L'ex sindaco di Roma era stato assolto in ottobre dalle accuse di truffa e peculato, per il caso degli scontrini e dei dipendenti della sua onlus

Ignazio Marino
Ignazio Marino

Ben 54 pagine, nelle quali il gup Pier Luigi Balestrieri spiega perché Ignazio Marino, ex Sindaco di Roma, è stato assolto dalle accuse di falso, truffa e peculato. L’indagine è stata avviata nel Settembre 2015, per via di presunte irregolarità con dei pagamenti nella sua onlus, Imagine. Poco dopo lo scandalo, saltò fuori il caso degli scontrini: Marino avrebbe pagato per delle spese personali (tra cui numerose cene) con la carta del Comune di Roma.

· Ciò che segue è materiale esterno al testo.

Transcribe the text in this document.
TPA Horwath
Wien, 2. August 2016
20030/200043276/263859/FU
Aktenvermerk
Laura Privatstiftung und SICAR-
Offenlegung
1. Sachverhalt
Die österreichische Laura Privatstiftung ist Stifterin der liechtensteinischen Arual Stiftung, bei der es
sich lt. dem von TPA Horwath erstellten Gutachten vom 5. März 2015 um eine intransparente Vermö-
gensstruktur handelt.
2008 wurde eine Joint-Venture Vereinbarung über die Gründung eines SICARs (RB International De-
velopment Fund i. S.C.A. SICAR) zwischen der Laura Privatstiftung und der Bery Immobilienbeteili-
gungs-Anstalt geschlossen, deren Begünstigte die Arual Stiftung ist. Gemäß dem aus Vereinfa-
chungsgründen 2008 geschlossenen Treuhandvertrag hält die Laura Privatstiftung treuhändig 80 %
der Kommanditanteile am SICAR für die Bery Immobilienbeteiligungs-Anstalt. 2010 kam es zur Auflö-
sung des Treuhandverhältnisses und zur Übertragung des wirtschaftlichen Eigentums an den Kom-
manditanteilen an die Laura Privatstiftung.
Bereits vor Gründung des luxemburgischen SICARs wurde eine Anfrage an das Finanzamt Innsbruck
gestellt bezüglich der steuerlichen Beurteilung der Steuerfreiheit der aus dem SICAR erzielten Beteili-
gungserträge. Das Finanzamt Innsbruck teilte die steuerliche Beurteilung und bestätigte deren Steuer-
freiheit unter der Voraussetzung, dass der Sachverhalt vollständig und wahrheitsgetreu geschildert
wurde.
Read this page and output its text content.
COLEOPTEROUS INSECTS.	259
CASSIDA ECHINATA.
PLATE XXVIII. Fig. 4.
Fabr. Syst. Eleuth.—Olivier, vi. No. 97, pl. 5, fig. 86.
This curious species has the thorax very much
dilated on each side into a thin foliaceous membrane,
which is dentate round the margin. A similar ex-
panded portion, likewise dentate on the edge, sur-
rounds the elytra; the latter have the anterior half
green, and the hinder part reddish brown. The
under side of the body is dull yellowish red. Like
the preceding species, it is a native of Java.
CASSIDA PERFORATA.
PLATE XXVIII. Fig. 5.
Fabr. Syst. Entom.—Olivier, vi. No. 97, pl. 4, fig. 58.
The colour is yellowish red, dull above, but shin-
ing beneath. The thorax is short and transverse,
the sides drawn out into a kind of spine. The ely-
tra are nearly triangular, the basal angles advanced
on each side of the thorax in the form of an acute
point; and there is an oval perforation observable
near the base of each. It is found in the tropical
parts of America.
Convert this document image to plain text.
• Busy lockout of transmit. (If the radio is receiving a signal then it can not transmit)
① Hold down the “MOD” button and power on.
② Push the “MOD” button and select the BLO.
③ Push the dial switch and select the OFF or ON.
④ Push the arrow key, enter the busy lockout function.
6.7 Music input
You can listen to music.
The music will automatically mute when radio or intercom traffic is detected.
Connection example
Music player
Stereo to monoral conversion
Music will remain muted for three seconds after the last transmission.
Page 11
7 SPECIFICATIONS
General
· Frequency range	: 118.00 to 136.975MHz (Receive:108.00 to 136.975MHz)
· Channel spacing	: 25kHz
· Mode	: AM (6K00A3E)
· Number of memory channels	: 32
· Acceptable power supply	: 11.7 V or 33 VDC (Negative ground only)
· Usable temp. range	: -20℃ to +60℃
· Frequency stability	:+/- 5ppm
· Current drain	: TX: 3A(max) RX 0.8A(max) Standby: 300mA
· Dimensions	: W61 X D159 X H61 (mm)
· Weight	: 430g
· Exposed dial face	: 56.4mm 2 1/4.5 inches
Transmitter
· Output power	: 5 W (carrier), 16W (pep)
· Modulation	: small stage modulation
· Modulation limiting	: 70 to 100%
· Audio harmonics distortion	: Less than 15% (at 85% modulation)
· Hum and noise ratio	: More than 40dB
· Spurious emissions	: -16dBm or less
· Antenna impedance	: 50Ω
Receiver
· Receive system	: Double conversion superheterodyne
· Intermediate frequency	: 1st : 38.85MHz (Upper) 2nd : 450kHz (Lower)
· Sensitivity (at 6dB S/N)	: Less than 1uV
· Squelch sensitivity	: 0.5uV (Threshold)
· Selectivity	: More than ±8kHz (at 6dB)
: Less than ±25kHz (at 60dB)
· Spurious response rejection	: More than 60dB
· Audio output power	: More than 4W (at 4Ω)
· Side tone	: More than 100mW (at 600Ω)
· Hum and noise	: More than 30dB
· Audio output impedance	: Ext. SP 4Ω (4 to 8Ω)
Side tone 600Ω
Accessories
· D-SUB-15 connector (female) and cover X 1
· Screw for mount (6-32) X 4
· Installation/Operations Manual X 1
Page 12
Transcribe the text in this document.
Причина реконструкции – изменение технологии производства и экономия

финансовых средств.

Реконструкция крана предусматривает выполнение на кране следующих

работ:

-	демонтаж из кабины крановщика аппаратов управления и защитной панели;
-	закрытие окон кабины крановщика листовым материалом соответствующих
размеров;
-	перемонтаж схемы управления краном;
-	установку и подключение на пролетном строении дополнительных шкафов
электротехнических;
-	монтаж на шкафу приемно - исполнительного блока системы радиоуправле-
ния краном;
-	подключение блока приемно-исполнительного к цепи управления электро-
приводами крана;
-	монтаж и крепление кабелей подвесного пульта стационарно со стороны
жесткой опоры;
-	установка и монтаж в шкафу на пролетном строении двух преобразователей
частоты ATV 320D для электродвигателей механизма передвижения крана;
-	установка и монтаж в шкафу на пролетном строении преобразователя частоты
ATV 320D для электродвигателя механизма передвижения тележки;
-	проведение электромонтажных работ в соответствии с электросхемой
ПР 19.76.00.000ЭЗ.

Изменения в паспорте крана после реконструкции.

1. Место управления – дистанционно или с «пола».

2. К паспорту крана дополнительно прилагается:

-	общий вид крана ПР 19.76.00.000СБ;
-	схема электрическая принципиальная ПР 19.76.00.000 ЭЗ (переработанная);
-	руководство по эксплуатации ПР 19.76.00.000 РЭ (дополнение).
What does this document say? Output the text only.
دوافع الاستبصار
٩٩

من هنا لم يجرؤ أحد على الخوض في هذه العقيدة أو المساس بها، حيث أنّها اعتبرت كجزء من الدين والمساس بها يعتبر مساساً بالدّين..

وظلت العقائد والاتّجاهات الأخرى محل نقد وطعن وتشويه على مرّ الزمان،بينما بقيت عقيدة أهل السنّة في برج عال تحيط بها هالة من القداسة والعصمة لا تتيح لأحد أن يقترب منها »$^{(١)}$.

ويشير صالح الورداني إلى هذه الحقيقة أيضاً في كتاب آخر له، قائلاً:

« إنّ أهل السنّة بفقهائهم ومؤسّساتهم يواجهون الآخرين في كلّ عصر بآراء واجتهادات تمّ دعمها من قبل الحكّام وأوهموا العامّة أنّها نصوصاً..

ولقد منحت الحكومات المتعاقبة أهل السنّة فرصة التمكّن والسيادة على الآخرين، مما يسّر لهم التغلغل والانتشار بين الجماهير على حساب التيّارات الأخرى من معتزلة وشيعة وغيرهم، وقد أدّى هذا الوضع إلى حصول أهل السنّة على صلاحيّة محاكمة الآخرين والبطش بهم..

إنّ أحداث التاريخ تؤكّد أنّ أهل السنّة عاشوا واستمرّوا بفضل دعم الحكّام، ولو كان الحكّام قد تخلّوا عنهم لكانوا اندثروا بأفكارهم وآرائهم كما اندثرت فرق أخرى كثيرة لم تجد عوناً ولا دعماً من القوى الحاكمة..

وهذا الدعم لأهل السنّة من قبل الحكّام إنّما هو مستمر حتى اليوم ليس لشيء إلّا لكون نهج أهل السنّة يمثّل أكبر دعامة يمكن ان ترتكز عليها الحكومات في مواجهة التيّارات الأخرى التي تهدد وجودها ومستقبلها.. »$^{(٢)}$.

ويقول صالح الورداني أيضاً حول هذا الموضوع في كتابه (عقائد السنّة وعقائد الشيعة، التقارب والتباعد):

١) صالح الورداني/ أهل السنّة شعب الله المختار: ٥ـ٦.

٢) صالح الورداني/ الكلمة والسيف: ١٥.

Tutte le accuse caddero il 7 Ottobre 2016, quando Marino venne giudicato innocente, ma solo oggi possiamo leggere le motivazioni della sentenza. Si legge infatti nelle motivazioni della sentenza che: “Il giudicante ritiene che le evidenze siano insufficienti per ritenere l’indubitabile prova dell’uso privatistico da parte di Marino delle risorse pubbliche affidategli attribuite attraverso  la carta di credito”.

Per quanto riguarda l’uso improprio della carta, e le spese personali effettuate con i soldi del Comune, che avevano predisposto il reato di peculato, il gup sposta le colpe sullo staff dell’ex sindaco: “Eventuali errori, imprecisioni e discrasie nelle dichiarazioni giustificativi non sono suscettibili di rivestire alcuna rilevanza in questa sede penalistica, potendo tutt’al più costituire indice di un sistema organizzativo improntato a imprecisione e superficialità”.

C’è poi il caso dei dipendenti fantasma nella sua onlus, Imagine, che avevano preconfigurato il reato di truffa. Anche in questo caso, il gup fa riferimento alla superficialità e all’approssimazione, ribadendo che non c’era alcuna “consapevolezza di Marino in merito all’inesistenza del Briani e del Serra, ma l’evidenze sono tali da indurre ragionevolmente da escludere che questi ne fosse stato reso edotto”.